Das Projekt mit dem Bundesinnenministerium stehe stellvertretend für eine Serie an Projekterfolgen, die sich 2019 für MACH mit der Einführung der elektronischen Rechnung auf Bundes-, Länder- und Kommunalebene einstellte. So setzte der E-Government-Spezialist laut eigenen Angaben auch im Freistaat Thüringen die E-Rechnung produktiv (wir berichteten) und schloss damit das erste Bundesland an das OZG-konforme Rechnungseingangsportal an. „Die Anbindung der Verwaltungen an das zentrale Rechnungseingangsportal sorgt nicht nur für eine erleichterte, transparente und beschleunigte Kommunikation zwischen Bürgern beziehungsweise Unternehmen und den öffentlichen Einrichtungen, sie stellt gleichzeitig eine wesentliche Voraussetzung für die Umsetzung des Onlinezugangsgesetzes (OZG) dar.
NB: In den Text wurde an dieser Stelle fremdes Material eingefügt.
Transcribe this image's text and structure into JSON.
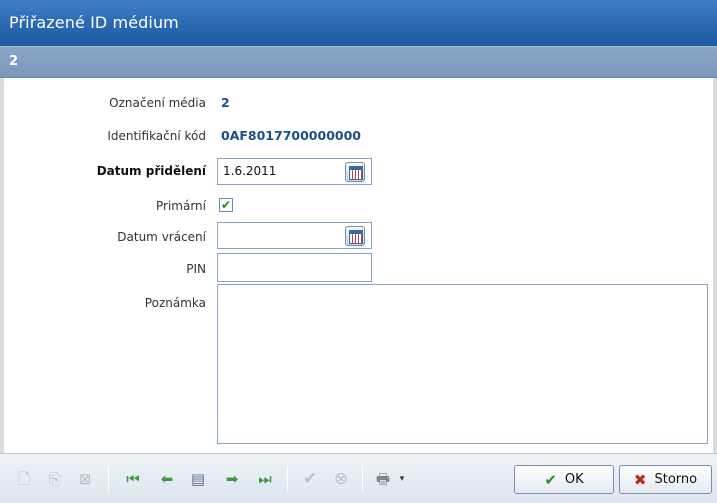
{
  "window": {
    "title": "Přiřazené ID médium",
    "record_number": "2"
  },
  "form": {
    "media_label": {
      "label": "Označení média",
      "value": "2"
    },
    "identification_code": {
      "label": "Identifikační kód",
      "value": "0AF8017700000000"
    },
    "assignment_date": {
      "label": "Datum přidělení",
      "value": "1.6.2011"
    },
    "primary": {
      "label": "Primární",
      "checked": true,
      "mark": "✔"
    },
    "return_date": {
      "label": "Datum vrácení",
      "value": ""
    },
    "pin": {
      "label": "PIN",
      "value": ""
    },
    "note": {
      "label": "Poznámka",
      "value": ""
    }
  },
  "toolbar": {
    "icons": {
      "new": "page-icon",
      "copy": "copy-icon",
      "delete": "delete-icon",
      "first": "first-record-icon",
      "prev": "prev-record-icon",
      "detail": "detail-icon",
      "next": "next-record-icon",
      "last": "last-record-icon",
      "confirm": "confirm-icon",
      "cancel": "cancel-icon",
      "print": "print-icon"
    },
    "ok_label": "OK",
    "cancel_label": "Storno"
  },
  "colors": {
    "title_bar": "#2b68b2",
    "sub_bar": "#7b98bb",
    "value_text": "#1b4f84",
    "nav_green": "#3c9a3c",
    "storno_red": "#c0241b"
  }
}
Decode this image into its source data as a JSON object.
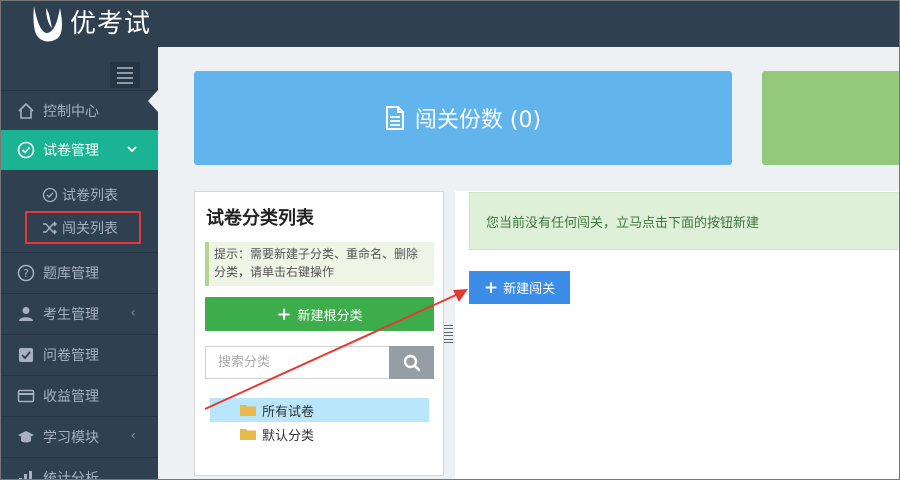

MACH hat in diesem Bereich im vergangenen Jahr wichtige Basisarbeit geleistet“, erläutert Arne Baltissen, der als Vorstand Märkte die Bereiche Vertrieb, Marketing und Innovation bei MACH leitet.

Projekte 2020

Einen weiteren Schwerpunkt stellte die Weiterentwicklung und Einführung der Software MACH Personal in verschiedenen öffentlichen Einrichtungen dar. Positive Meldungen kämen hier aus dem Bereich Lehre und Forschung: Zum Jahresbeginn 2020 wurde ein wichtiger Meilenstein im Thüringer Hochschulverbund erreicht: Sieben Universitäten und Hochschulen arbeiten produktiv mit der MACH ERP-Lösung im Bereich Finanz- und Personal-Management.
Stefan Mensching, Vorstand Operations bei der MACH AG, sagt mit Blick auf die aktuellen Projekte: „Die großen Finanzprojekte in den Verwaltungen werden auch in diesem Jahr weiterhin unser Geschäft bestimmen. Wir arbeiten derzeit zum Beispiel mit Hochdruck an der Einführung unserer Lösungen im Bereich des Haushalts-, Kassen- und Rechnungswesens in den Verwaltungen der Länder Berlin (wir berichteten) und Mecklenburg-Vorpommern (wir berichteten).“
Darüber hinaus sei absehbar, dass die Umsetzung des Onlinezugangsgesetzes 2020 weiter an Fahrt aufnehmen wird. „Wir sind bereits mit vielen Behörden im Austausch, wenn es um die Gestaltung neuer, digitaler Verwaltungsprozesse im Zuge des OZG geht. Viel Potenzial bietet aus unserer Sicht insbesondere die Berücksichtigung der behördeninternen Prozesse. Gleichzeitig nehmen wir die so genannten Primärprozesse der Verwaltung in den Fokus, die im Austausch mit den Bürgern und Firmen das eigentliche Geschäftsfeld der Behörde ausmachen und häufig auch eine der Verwaltungsleistungen nach OZG darstellen“, sagt Arne Baltissen.

Trends von morgen

Stefan Mensching erläutert, woran das Unternehmen derzeit arbeitet: „Aktuell entwickeln wir unter anderem neue Module für unsere Software, die vor allem im dezentralen Einsatz große Vorteile bringen werden. Unser Ziel ist es, für unsere Anwender die Arbeit mit ihren individuellen ERP-Services so komfortabel wie möglich zu gestalten. So erhalten so genannte Gelegenheitsnutzer zukünftig durch eine intuitiv bedienbare Oberfläche die Möglichkeit, Prozessfreigaben oder Mitzeichnungen auch sehr einfach von unterwegs zu erledigen.“



Stichwörter: Unternehmen, MACH AG, Bilanz


Weitere Meldungen und Beiträge aus dem Bereich: Unternehmen
Hände über einer Laptop-Tastatur. Auf dem Monitor im Hintergrund sieht man Programmcode.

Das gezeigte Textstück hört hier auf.